By Jill Csillag, CI-CPT

Jill Csillag picture

I’ll go out on a limb and surmise that if you are female and reading this, at some point and time in your life you’ve been told that lifting weights will “bulk” you up and make your….ahem…problem areas even bigger. Ladies, this is a total farce!

I’ll never forget the experience I had years ago at the gym; I was performing my weighted walking lunges around the track, when one of the old school trainers stopped me dead in my tracks to chastise me.

“You are only going to make your butt and quads bigger by what you are doing!”

Waaaa? I was dumfounded by his ignorant remark . So much so that I took it as a personal challenge, and ramped up my strength training even more to track the results.

Guess what? My butt didn’t get bigger; instead, it lifted higher and tightened up. My quadriceps grew strong like a stallion’s, I was able to power up hills, and my muscular endurance skyrocketed.

Ladies, don’t FEAR the weight room! Strength training offers so many benefits to our overall health and well-being, and you are doing yourself a great disservice by not pumping a little iron now and then.

Here are a few fast fun facts about strength training, especially as it applies to us ladies:

  • Greater muscle mass ramps up your metabolism much more than just fat. In turn, we are able to burn more calories than before, even at rest. You are less likely to gain weight from a little indulgence when your muscles are strong and toned.
  • Resistance training strengthen your bones! This is even more important for the post-menopausal woman. Researchers have discovered that regular weight training can increase bone density by 13% in just 6 months time. Reduce your risk of osteoporosis and lift those weights!
  • Keep heart disease, diabetes, depression, and arthritis symptoms at bay…..no brainer in this girl’s book! Regular cardiovascular exercise AND strength training keep your body moving towards better health.
  • Decrease your risk of injury – Resistance training increases flexibility, balance, and overall strength, thereby making everyday tasks much easier. Think carrying bags of heavy groceries, lugging the laundry basket up and down the stairs, even picking up the kids off the floor. All easier than before!
  • You look good, therefore you feel good! Self confidence levels can improve dramatically.

weight lift jill

BUT – “I don’t want to BULK UP.”

Impossible. Well, unless you are in the gym 8 hours a day, 7 days a week, eating nothing but lean protein and dehydrating your body to look “cut” like the bodybuilders do before a competition. Or, if you are supplementing with copious amounts of male testosterone. A female body simply will not respond to a strength training routine in the way a man’s body does. It’s not plausible.

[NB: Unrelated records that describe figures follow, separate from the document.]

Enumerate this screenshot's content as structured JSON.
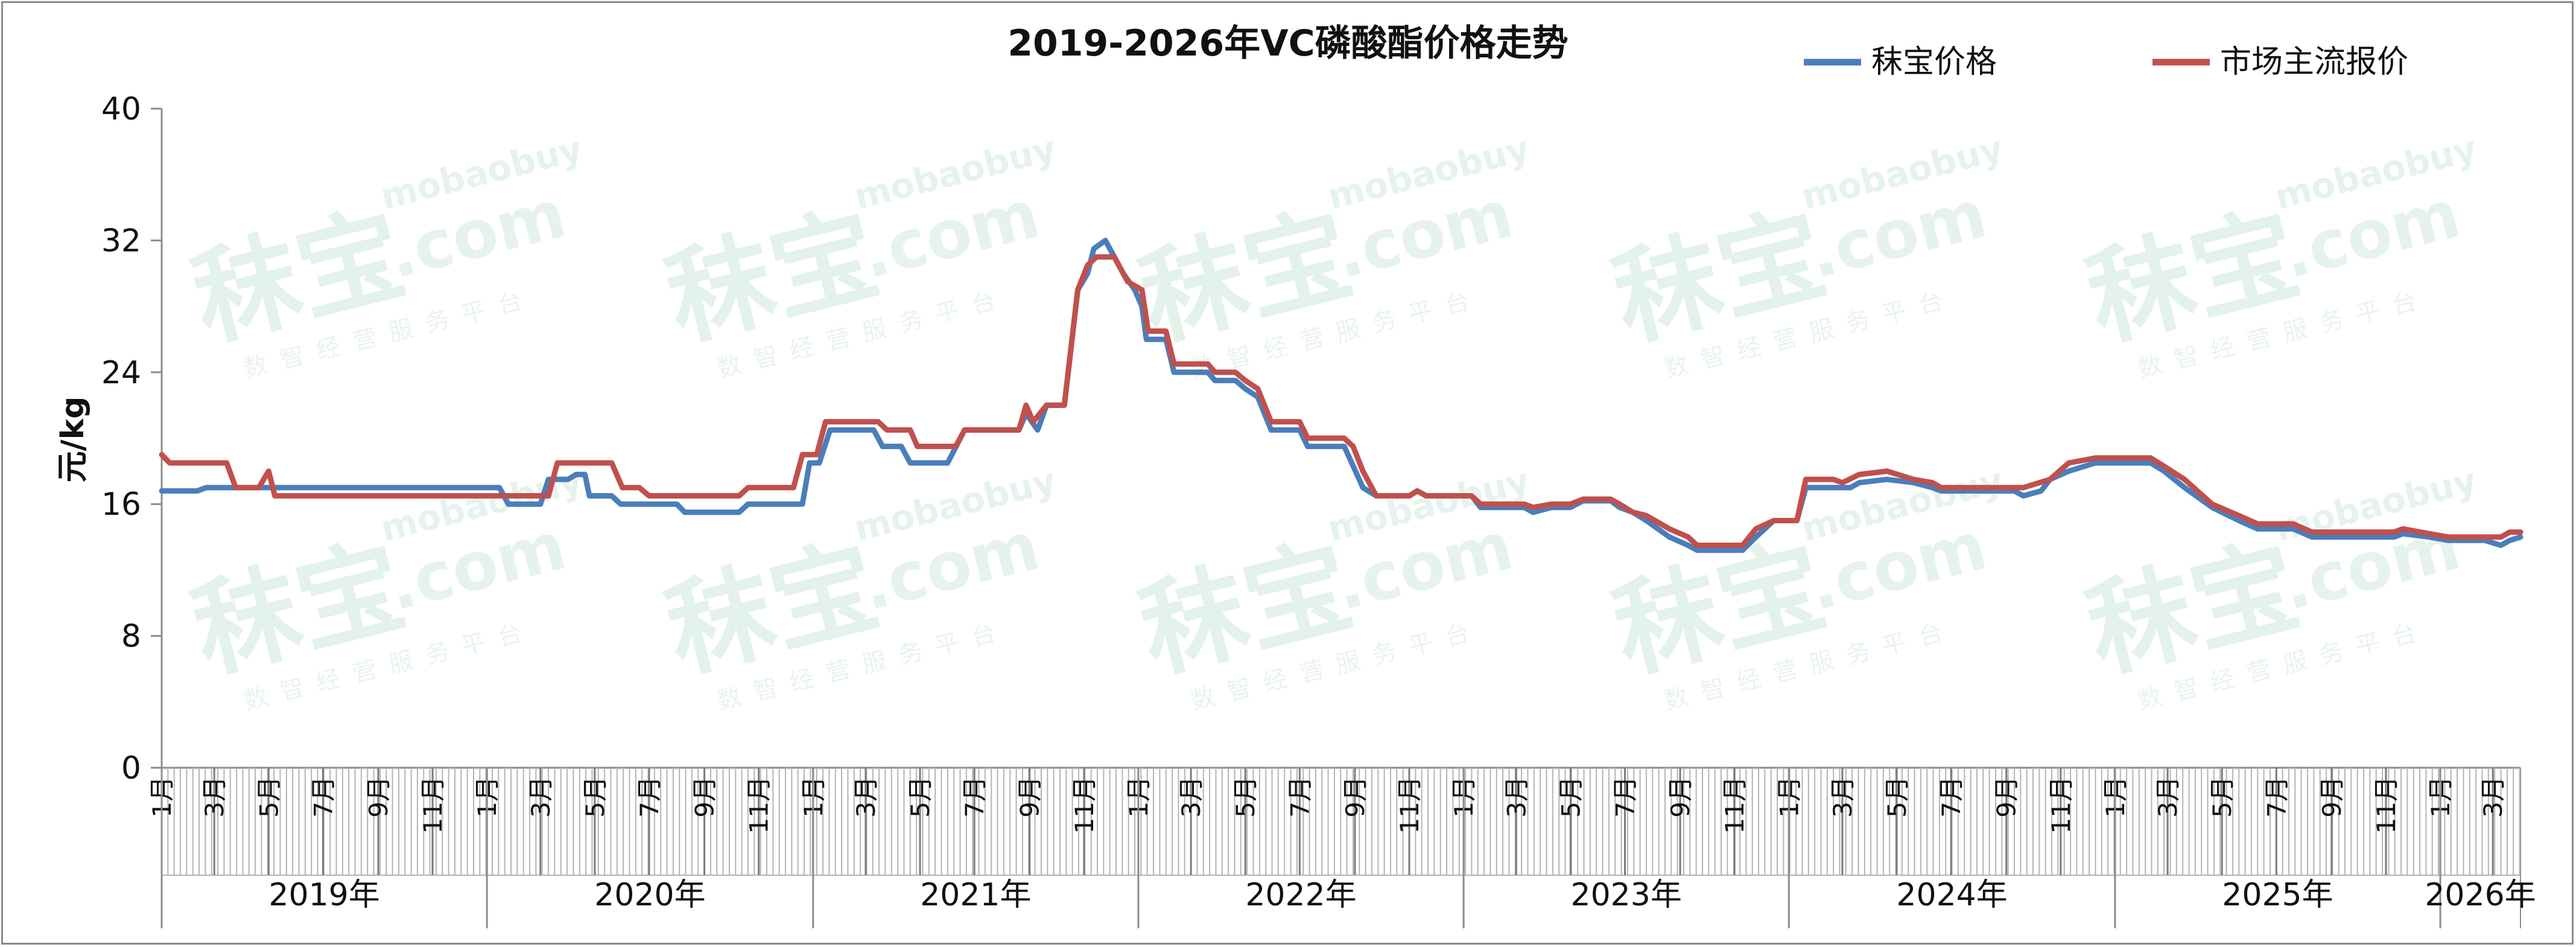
{
  "chart_data": {
    "type": "line",
    "title": "2019-2026年VC磷酸酯价格走势",
    "ylabel": "元/kg",
    "xlabel": "",
    "ylim": [
      0,
      40
    ],
    "yticks": [
      "0",
      "8",
      "16",
      "24",
      "32",
      "40"
    ],
    "grid": false,
    "legend_position": "top-right",
    "month_labels": [
      "1月",
      "3月",
      "5月",
      "7月",
      "9月",
      "11月"
    ],
    "years": [
      "2019年",
      "2020年",
      "2021年",
      "2022年",
      "2023年",
      "2024年",
      "2025年",
      "2026年"
    ],
    "x_start": "2019-01",
    "x_end": "2026-04",
    "watermark": {
      "brand": "秣宝",
      "site": ".com",
      "domain": "mobaobuy",
      "tagline": "数智经营服务平台"
    },
    "series": [
      {
        "name": "秣宝价格",
        "color": "#4a7ebb",
        "points": [
          [
            "2019-01-01",
            16.8
          ],
          [
            "2019-02-10",
            16.8
          ],
          [
            "2019-02-20",
            17.0
          ],
          [
            "2019-04-01",
            17.0
          ],
          [
            "2020-01-15",
            17.0
          ],
          [
            "2020-01-25",
            16.0
          ],
          [
            "2020-03-01",
            16.0
          ],
          [
            "2020-03-10",
            17.5
          ],
          [
            "2020-04-01",
            17.5
          ],
          [
            "2020-04-10",
            17.8
          ],
          [
            "2020-04-20",
            17.8
          ],
          [
            "2020-04-25",
            16.5
          ],
          [
            "2020-05-20",
            16.5
          ],
          [
            "2020-05-30",
            16.0
          ],
          [
            "2020-08-01",
            16.0
          ],
          [
            "2020-08-10",
            15.5
          ],
          [
            "2020-10-10",
            15.5
          ],
          [
            "2020-10-20",
            16.0
          ],
          [
            "2020-12-20",
            16.0
          ],
          [
            "2020-12-28",
            18.5
          ],
          [
            "2021-01-08",
            18.5
          ],
          [
            "2021-01-20",
            20.5
          ],
          [
            "2021-03-10",
            20.5
          ],
          [
            "2021-03-20",
            19.5
          ],
          [
            "2021-04-10",
            19.5
          ],
          [
            "2021-04-20",
            18.5
          ],
          [
            "2021-06-01",
            18.5
          ],
          [
            "2021-06-20",
            20.5
          ],
          [
            "2021-08-20",
            20.5
          ],
          [
            "2021-08-28",
            21.5
          ],
          [
            "2021-09-10",
            20.5
          ],
          [
            "2021-09-20",
            22.0
          ],
          [
            "2021-10-10",
            22.0
          ],
          [
            "2021-10-25",
            29.0
          ],
          [
            "2021-11-05",
            30.0
          ],
          [
            "2021-11-12",
            31.5
          ],
          [
            "2021-11-25",
            32.0
          ],
          [
            "2021-12-05",
            31.0
          ],
          [
            "2021-12-15",
            30.0
          ],
          [
            "2021-12-28",
            29.0
          ],
          [
            "2022-01-05",
            28.0
          ],
          [
            "2022-01-10",
            26.0
          ],
          [
            "2022-02-01",
            26.0
          ],
          [
            "2022-02-10",
            24.0
          ],
          [
            "2022-03-20",
            24.0
          ],
          [
            "2022-03-28",
            23.5
          ],
          [
            "2022-04-20",
            23.5
          ],
          [
            "2022-05-01",
            23.0
          ],
          [
            "2022-05-15",
            22.5
          ],
          [
            "2022-05-30",
            20.5
          ],
          [
            "2022-07-01",
            20.5
          ],
          [
            "2022-07-10",
            19.5
          ],
          [
            "2022-08-20",
            19.5
          ],
          [
            "2022-09-10",
            17.0
          ],
          [
            "2022-09-25",
            16.5
          ],
          [
            "2022-11-01",
            16.5
          ],
          [
            "2022-11-10",
            16.8
          ],
          [
            "2022-11-20",
            16.5
          ],
          [
            "2023-01-10",
            16.5
          ],
          [
            "2023-01-20",
            15.8
          ],
          [
            "2023-03-10",
            15.8
          ],
          [
            "2023-03-20",
            15.5
          ],
          [
            "2023-04-10",
            15.8
          ],
          [
            "2023-05-01",
            15.8
          ],
          [
            "2023-05-15",
            16.2
          ],
          [
            "2023-06-15",
            16.2
          ],
          [
            "2023-06-25",
            15.8
          ],
          [
            "2023-07-10",
            15.5
          ],
          [
            "2023-07-25",
            15.0
          ],
          [
            "2023-08-20",
            14.0
          ],
          [
            "2023-09-10",
            13.5
          ],
          [
            "2023-09-20",
            13.2
          ],
          [
            "2023-11-10",
            13.2
          ],
          [
            "2023-11-25",
            14.0
          ],
          [
            "2023-12-15",
            15.0
          ],
          [
            "2024-01-10",
            15.0
          ],
          [
            "2024-01-20",
            17.0
          ],
          [
            "2024-03-10",
            17.0
          ],
          [
            "2024-03-20",
            17.3
          ],
          [
            "2024-04-20",
            17.5
          ],
          [
            "2024-05-20",
            17.3
          ],
          [
            "2024-06-10",
            17.0
          ],
          [
            "2024-06-20",
            16.8
          ],
          [
            "2024-09-10",
            16.8
          ],
          [
            "2024-09-20",
            16.5
          ],
          [
            "2024-10-10",
            16.8
          ],
          [
            "2024-10-20",
            17.5
          ],
          [
            "2024-11-10",
            18.0
          ],
          [
            "2024-12-10",
            18.5
          ],
          [
            "2025-02-10",
            18.5
          ],
          [
            "2025-02-25",
            18.0
          ],
          [
            "2025-03-20",
            17.0
          ],
          [
            "2025-04-20",
            15.8
          ],
          [
            "2025-05-20",
            15.0
          ],
          [
            "2025-06-10",
            14.5
          ],
          [
            "2025-07-20",
            14.5
          ],
          [
            "2025-08-10",
            14.0
          ],
          [
            "2025-11-10",
            14.0
          ],
          [
            "2025-11-20",
            14.2
          ],
          [
            "2025-12-20",
            14.0
          ],
          [
            "2026-01-10",
            13.8
          ],
          [
            "2026-02-20",
            13.8
          ],
          [
            "2026-03-10",
            13.5
          ],
          [
            "2026-03-20",
            13.8
          ],
          [
            "2026-04-01",
            14.0
          ]
        ]
      },
      {
        "name": "市场主流报价",
        "color": "#c0504d",
        "points": [
          [
            "2019-01-01",
            19.0
          ],
          [
            "2019-01-10",
            18.5
          ],
          [
            "2019-03-15",
            18.5
          ],
          [
            "2019-03-25",
            17.0
          ],
          [
            "2019-04-20",
            17.0
          ],
          [
            "2019-05-01",
            18.0
          ],
          [
            "2019-05-08",
            16.5
          ],
          [
            "2020-01-20",
            16.5
          ],
          [
            "2020-03-10",
            16.5
          ],
          [
            "2020-03-20",
            18.5
          ],
          [
            "2020-05-20",
            18.5
          ],
          [
            "2020-06-01",
            17.0
          ],
          [
            "2020-06-20",
            17.0
          ],
          [
            "2020-07-01",
            16.5
          ],
          [
            "2020-10-10",
            16.5
          ],
          [
            "2020-10-20",
            17.0
          ],
          [
            "2020-12-10",
            17.0
          ],
          [
            "2020-12-20",
            19.0
          ],
          [
            "2021-01-05",
            19.0
          ],
          [
            "2021-01-15",
            21.0
          ],
          [
            "2021-03-15",
            21.0
          ],
          [
            "2021-03-25",
            20.5
          ],
          [
            "2021-04-20",
            20.5
          ],
          [
            "2021-04-28",
            19.5
          ],
          [
            "2021-06-10",
            19.5
          ],
          [
            "2021-06-20",
            20.5
          ],
          [
            "2021-08-20",
            20.5
          ],
          [
            "2021-08-28",
            22.0
          ],
          [
            "2021-09-05",
            21.0
          ],
          [
            "2021-09-20",
            22.0
          ],
          [
            "2021-10-10",
            22.0
          ],
          [
            "2021-10-25",
            29.0
          ],
          [
            "2021-11-05",
            30.5
          ],
          [
            "2021-11-15",
            31.0
          ],
          [
            "2021-12-05",
            31.0
          ],
          [
            "2021-12-20",
            29.5
          ],
          [
            "2022-01-05",
            29.0
          ],
          [
            "2022-01-12",
            26.5
          ],
          [
            "2022-02-01",
            26.5
          ],
          [
            "2022-02-10",
            24.5
          ],
          [
            "2022-03-20",
            24.5
          ],
          [
            "2022-03-28",
            24.0
          ],
          [
            "2022-04-20",
            24.0
          ],
          [
            "2022-05-01",
            23.5
          ],
          [
            "2022-05-15",
            23.0
          ],
          [
            "2022-05-30",
            21.0
          ],
          [
            "2022-07-01",
            21.0
          ],
          [
            "2022-07-10",
            20.0
          ],
          [
            "2022-08-20",
            20.0
          ],
          [
            "2022-08-30",
            19.5
          ],
          [
            "2022-09-10",
            18.0
          ],
          [
            "2022-09-25",
            16.5
          ],
          [
            "2022-11-01",
            16.5
          ],
          [
            "2022-11-10",
            16.8
          ],
          [
            "2022-11-20",
            16.5
          ],
          [
            "2023-01-10",
            16.5
          ],
          [
            "2023-01-20",
            16.0
          ],
          [
            "2023-03-10",
            16.0
          ],
          [
            "2023-03-20",
            15.8
          ],
          [
            "2023-04-10",
            16.0
          ],
          [
            "2023-05-01",
            16.0
          ],
          [
            "2023-05-15",
            16.3
          ],
          [
            "2023-06-15",
            16.3
          ],
          [
            "2023-06-25",
            16.0
          ],
          [
            "2023-07-10",
            15.5
          ],
          [
            "2023-07-25",
            15.3
          ],
          [
            "2023-08-20",
            14.5
          ],
          [
            "2023-09-10",
            14.0
          ],
          [
            "2023-09-20",
            13.5
          ],
          [
            "2023-11-10",
            13.5
          ],
          [
            "2023-11-25",
            14.5
          ],
          [
            "2023-12-15",
            15.0
          ],
          [
            "2024-01-10",
            15.0
          ],
          [
            "2024-01-20",
            17.5
          ],
          [
            "2024-02-20",
            17.5
          ],
          [
            "2024-03-01",
            17.3
          ],
          [
            "2024-03-20",
            17.8
          ],
          [
            "2024-04-20",
            18.0
          ],
          [
            "2024-05-20",
            17.5
          ],
          [
            "2024-06-10",
            17.3
          ],
          [
            "2024-06-20",
            17.0
          ],
          [
            "2024-09-20",
            17.0
          ],
          [
            "2024-10-20",
            17.5
          ],
          [
            "2024-11-10",
            18.5
          ],
          [
            "2024-12-10",
            18.8
          ],
          [
            "2025-02-10",
            18.8
          ],
          [
            "2025-02-25",
            18.3
          ],
          [
            "2025-03-20",
            17.5
          ],
          [
            "2025-04-20",
            16.0
          ],
          [
            "2025-05-20",
            15.3
          ],
          [
            "2025-06-10",
            14.8
          ],
          [
            "2025-07-20",
            14.8
          ],
          [
            "2025-08-10",
            14.3
          ],
          [
            "2025-11-10",
            14.3
          ],
          [
            "2025-11-20",
            14.5
          ],
          [
            "2025-12-20",
            14.2
          ],
          [
            "2026-01-10",
            14.0
          ],
          [
            "2026-03-10",
            14.0
          ],
          [
            "2026-03-20",
            14.3
          ],
          [
            "2026-04-01",
            14.3
          ]
        ]
      }
    ]
  }
}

So, what do you have to lose besides possibly some unwanted fat? There is so much to be gained thru a regular strength training routine. Naturally, if you’ve not lifted weights before, get your doctor’s OK first. After that, I highly recommend enlisting the services of a personal trainer who can educate you fully on proper form and function, as well as devise a plan to ease you into a routine gently to avoid injury.

Do yourself a favor and give it a try! Walk boldly & confidently into that gym – I promise you will not regret it!